SPECIAL SEASON FINALE EDITION...

I have certain expectations for this evening. No, I'm not talking about the schlock-fest that is American Idol. I could honestly give two shits. I am talking about LOST and Alias. Three hours of edge of your seat, I can't believe that fuckin' happened TV. Hot damn. I expect to see.....

On LOST...

...something in the damn water. A boat, a sea serpent that the little boy uses his freaky powers to create.
...the hatch opened.
...Locke discover some sort of truth.
...someone to die, and it better not be an disposable extra.
...anything that explains this damn thing in the slightest bit.

On Alias...
...Jack to have some kick-ass one-liners like last week.
...Nadia die. Die. Die. Die. Please. I can't stand her.
...Vaughn to just give up. He's a tool.

That's about it. Not much, but its something.

If none of what I just said makes sense, then you really need to watch these shows, what have you been doing all season?

Oh and big props to Steph, who has contributed to the Melissa's Stolen Bike Fund. Note that the thermometer to the right has risen due to your love. Your autographed photo will be on its way.

1 comments:

steph 9:53 AM  

hot!!! i'm quitting my job so i can sit by the mailbox and wait for it.
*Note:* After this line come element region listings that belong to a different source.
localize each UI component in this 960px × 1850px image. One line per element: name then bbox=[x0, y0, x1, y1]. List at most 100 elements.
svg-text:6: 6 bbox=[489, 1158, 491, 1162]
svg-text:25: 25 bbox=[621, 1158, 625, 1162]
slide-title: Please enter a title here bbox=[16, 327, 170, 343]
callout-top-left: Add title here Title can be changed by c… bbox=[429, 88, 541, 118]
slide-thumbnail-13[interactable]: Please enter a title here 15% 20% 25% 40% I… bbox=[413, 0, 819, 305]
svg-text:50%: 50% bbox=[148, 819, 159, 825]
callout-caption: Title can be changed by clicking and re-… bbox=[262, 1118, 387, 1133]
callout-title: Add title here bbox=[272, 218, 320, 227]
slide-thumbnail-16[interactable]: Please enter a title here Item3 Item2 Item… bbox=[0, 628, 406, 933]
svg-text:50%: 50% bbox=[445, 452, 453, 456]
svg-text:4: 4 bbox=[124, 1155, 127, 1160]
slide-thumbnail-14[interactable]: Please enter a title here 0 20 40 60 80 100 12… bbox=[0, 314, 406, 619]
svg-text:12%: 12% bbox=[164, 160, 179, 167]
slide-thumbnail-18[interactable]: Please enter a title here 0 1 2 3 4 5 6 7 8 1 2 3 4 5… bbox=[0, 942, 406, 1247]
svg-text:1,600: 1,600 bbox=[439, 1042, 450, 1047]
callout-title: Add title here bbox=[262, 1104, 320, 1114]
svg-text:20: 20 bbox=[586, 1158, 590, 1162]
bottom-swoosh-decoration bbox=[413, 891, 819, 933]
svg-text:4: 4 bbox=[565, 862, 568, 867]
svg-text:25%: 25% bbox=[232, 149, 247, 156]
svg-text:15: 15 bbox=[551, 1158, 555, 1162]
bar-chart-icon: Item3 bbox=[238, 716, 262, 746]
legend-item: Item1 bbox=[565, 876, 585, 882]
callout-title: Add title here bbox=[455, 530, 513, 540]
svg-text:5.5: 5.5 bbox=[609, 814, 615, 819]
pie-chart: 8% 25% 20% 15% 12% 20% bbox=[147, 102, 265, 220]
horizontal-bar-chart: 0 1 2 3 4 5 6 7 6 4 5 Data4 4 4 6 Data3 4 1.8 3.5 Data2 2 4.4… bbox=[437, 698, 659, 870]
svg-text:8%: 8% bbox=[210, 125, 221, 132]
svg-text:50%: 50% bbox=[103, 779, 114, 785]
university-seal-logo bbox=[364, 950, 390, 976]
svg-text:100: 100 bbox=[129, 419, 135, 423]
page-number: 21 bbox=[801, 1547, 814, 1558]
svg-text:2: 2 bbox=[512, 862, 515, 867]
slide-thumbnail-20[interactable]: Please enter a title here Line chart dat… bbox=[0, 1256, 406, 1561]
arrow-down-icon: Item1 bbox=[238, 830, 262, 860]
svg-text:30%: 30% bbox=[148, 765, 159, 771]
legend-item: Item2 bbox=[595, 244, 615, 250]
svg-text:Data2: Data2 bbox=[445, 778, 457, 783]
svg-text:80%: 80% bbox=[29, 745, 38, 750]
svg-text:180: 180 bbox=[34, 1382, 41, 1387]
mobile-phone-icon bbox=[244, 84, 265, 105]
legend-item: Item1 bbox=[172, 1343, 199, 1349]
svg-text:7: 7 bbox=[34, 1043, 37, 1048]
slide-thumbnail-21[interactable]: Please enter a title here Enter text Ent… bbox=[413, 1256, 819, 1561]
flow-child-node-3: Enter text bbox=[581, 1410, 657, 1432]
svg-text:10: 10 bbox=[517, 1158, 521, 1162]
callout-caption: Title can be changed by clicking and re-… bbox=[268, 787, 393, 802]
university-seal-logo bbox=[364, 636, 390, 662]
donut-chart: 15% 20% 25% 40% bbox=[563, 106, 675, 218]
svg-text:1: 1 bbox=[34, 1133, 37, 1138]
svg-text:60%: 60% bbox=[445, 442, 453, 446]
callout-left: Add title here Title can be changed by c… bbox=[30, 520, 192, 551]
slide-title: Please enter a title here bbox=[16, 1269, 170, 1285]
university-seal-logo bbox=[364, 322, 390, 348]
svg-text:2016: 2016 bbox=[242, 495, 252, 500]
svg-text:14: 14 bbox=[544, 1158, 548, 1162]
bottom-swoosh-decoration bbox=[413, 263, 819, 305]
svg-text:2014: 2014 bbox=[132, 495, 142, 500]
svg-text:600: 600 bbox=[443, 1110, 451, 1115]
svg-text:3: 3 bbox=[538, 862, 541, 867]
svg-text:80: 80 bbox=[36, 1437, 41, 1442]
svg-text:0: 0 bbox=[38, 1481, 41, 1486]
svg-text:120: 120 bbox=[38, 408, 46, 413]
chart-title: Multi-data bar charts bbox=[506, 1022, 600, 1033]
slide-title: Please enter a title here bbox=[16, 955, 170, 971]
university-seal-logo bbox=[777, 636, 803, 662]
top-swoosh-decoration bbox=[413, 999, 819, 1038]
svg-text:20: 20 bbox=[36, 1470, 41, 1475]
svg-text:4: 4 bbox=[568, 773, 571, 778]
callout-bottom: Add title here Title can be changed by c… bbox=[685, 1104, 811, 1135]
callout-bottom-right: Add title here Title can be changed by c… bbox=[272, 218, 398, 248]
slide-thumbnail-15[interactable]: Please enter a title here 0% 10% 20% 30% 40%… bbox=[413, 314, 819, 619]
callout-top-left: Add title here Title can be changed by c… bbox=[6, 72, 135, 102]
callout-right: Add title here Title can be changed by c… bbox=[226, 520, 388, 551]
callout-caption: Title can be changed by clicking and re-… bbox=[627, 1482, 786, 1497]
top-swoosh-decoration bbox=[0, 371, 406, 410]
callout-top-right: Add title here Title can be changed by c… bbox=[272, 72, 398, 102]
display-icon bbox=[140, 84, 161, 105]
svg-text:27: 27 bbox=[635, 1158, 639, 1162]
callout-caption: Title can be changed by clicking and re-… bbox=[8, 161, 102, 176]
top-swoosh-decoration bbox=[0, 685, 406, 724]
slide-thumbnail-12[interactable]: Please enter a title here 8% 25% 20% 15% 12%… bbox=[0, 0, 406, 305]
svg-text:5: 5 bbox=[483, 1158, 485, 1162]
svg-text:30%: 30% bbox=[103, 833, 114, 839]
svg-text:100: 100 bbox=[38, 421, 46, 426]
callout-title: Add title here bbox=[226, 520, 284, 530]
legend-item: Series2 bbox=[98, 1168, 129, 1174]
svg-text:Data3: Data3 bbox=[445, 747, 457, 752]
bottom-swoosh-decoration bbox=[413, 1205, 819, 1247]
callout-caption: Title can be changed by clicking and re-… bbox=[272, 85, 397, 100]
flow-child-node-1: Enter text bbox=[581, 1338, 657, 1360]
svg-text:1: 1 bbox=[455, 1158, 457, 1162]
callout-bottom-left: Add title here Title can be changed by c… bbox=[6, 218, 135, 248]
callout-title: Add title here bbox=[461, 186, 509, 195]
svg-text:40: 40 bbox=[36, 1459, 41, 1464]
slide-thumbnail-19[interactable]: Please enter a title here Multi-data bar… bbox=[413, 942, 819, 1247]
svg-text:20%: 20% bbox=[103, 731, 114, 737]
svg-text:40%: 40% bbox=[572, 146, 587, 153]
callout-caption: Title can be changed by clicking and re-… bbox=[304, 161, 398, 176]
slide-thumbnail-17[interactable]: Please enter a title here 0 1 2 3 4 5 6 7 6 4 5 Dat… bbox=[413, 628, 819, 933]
when mel autographs it, please have her write something mean on there, as i collect what my sister and i call derogatory autographs. jimmy kimmell and adam corolla told me my hoo hoo smells, jennifer york of channel 5 news and the laker girls told me i suck, doctor demento spelled both our names wrong, the kevin and bean show on kroq told me to go to hell. doesn't matter what she writes, it just has to be mean, like steph you smell like elephant pee. thanks!